The Darter refused to sink, my father said
Almost to himself, gluing together
The toy submarine I’d sent away for.
I looked at him; he kept his gaze on the pieces.
We were out on patrol, the two of us,
Up off the northeast coast of Australia.
Guess what we find? I shook my head, leaning
Closer—he’d never spoken of the war.
The main fleet of the Japanese Navy.
He dabbed at some glue with a cloth. That shocks
Us and the bad guys; we’ve been searching
For that fleet a long while. In my mind
An ocean glinted: metal wedges spiked
With guns. I asked what happened. We both fire
Our torpedoes, then scramble out of there.
At least we try to. All those ships coming
After us, and you know what? The Darter,
Our sister boat, runs aground.
The sound of iron scraping over reefs
Raised goose bumps down my back. Dad blew
On a seam to make it dry. Of course my sub,
The Dace, has to turn around and rescue
The stranded crew. The enemy’s getting nearer
As we get the guys aboard. But we can’t leave yet.
I asked why not. Secrets, he said;
A submarine is packed with secrets. We need
To take a ton of records off that boat.
I said that that must be when the Dace escaped.

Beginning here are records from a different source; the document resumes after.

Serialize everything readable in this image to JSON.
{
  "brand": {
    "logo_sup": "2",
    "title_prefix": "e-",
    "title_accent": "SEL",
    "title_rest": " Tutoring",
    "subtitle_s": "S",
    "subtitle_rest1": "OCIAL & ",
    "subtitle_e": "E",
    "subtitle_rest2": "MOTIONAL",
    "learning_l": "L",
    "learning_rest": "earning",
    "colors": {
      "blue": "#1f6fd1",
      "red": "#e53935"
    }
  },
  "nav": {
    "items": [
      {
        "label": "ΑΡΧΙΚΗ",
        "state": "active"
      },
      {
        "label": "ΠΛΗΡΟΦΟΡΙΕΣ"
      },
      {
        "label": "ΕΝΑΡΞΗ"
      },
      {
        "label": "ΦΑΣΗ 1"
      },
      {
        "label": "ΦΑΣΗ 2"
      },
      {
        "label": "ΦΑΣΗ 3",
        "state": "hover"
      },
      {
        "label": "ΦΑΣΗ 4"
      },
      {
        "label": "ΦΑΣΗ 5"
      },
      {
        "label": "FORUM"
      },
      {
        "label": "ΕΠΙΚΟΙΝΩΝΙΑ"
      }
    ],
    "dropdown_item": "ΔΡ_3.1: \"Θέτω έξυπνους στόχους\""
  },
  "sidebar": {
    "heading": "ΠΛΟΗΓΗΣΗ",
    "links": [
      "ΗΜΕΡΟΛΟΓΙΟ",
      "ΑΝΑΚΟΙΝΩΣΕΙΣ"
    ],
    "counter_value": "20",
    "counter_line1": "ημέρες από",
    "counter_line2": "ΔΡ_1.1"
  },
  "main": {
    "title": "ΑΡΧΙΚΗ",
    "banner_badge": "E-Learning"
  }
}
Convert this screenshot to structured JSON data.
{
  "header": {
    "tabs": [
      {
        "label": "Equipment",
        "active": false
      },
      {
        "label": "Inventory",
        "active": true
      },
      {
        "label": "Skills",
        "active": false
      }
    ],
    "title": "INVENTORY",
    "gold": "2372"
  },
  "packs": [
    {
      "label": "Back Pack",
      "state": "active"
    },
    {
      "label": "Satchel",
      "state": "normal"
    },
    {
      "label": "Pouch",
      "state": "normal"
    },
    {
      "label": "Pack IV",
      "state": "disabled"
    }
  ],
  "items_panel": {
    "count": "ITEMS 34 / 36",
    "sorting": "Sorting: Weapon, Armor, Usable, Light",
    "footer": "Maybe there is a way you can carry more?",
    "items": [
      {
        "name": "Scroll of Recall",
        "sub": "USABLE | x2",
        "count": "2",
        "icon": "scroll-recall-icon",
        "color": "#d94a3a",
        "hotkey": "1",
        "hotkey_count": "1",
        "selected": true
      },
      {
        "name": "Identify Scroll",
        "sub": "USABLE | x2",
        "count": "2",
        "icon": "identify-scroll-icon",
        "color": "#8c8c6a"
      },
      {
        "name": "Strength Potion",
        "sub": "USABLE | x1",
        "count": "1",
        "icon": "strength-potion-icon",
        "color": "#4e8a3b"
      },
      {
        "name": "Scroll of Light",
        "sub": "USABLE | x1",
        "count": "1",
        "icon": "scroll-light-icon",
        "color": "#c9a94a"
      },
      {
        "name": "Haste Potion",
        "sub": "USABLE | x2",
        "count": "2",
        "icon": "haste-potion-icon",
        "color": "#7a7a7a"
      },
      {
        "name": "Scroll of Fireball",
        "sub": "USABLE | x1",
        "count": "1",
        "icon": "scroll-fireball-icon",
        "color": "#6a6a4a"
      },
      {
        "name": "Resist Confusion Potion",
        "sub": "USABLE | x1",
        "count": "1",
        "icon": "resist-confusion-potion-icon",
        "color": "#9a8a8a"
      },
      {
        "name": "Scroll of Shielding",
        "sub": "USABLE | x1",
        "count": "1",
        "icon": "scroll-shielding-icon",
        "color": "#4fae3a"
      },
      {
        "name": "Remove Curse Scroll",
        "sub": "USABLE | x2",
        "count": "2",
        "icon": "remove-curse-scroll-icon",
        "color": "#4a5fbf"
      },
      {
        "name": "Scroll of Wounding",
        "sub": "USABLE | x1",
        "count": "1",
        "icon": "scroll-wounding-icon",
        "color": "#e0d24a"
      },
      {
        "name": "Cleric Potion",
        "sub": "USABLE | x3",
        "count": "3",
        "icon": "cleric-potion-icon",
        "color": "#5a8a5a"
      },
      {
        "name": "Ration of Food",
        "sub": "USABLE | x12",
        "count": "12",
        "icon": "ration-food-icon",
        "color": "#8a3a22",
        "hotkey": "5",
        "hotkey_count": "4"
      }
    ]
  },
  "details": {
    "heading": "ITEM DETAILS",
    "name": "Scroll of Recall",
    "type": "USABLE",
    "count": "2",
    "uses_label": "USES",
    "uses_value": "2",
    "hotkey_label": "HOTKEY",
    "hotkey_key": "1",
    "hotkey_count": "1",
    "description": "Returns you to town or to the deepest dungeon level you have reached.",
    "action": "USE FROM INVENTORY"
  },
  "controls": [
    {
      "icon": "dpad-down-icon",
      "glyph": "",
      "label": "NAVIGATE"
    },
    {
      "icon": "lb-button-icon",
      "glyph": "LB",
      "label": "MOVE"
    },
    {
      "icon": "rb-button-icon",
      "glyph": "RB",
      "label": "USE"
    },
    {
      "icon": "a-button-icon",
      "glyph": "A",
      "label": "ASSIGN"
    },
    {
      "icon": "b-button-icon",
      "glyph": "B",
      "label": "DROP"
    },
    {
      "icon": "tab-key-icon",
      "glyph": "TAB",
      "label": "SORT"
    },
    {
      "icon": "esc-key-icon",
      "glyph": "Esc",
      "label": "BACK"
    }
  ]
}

Attaching the conning tower, Dad grimaced:
Nope. You know what’s a sub’s biggest secret?
He tilted the vessel slightly. The sub itself.
We can’t let the Darter be captured intact,
So we have to sink it. We start with this:
He tapped the plastic deck gun with his finger.
But that just raises little puffs of dust
Here and here and here, he poked the hull.
He tapped it some more, a sort of Morse code,
Then turned the toy till the bow pointed at me. So we shoot torpedoes at it. I saw
The blurry white of their contrails streak away.
Grinning, I said those “fish” blew up the Darter.
We see some plumes of water and think that, too.
But when the mist clears, damn sub’s still there.
The enemy destroyers are nearly here.
He spun the toy’s propeller. Time to leave.
So that was when the Darter got captured, I said,
Imagining a boarding party sloshing
Like acid through its metal corridors,
Dissolving the secret stuff that Dad had known.
His square of sandpaper rubbed and smoothed
The back fins. Not exactly. The Japs send
A plane in low and drop a bomb on it.
He gave a shrug that left his eyebrows raised.
You could say the enemy does our job for us.
I nodded, said it was too bad the Darter
Got all blown up. My father blew away
The fine grit his sanding had scoured loose.
Mmm-hmm, except the Zero pilot’s aim
Is a bit shy. The blast bangs up the sub
Without destroying it. Lifting the toy
To the kitchen light, Dad shut one green eye
And sighted along its length. A tough sewer pipe.
He looked at me. You know what finally happens?
His breath eased in and out. The war ends,
We go home, the years sail by—but the Darter
Stays stuck on that reef. With a smile brief
As a splash, he held the sub out to me.
Now kids play on it, jumping into the sea.
I carefully took the boat. When he placed his hand
On my shoulder, I saw explosions of water:
I saw those children climb the torn hull,
Laughing and calling inside the empty dark.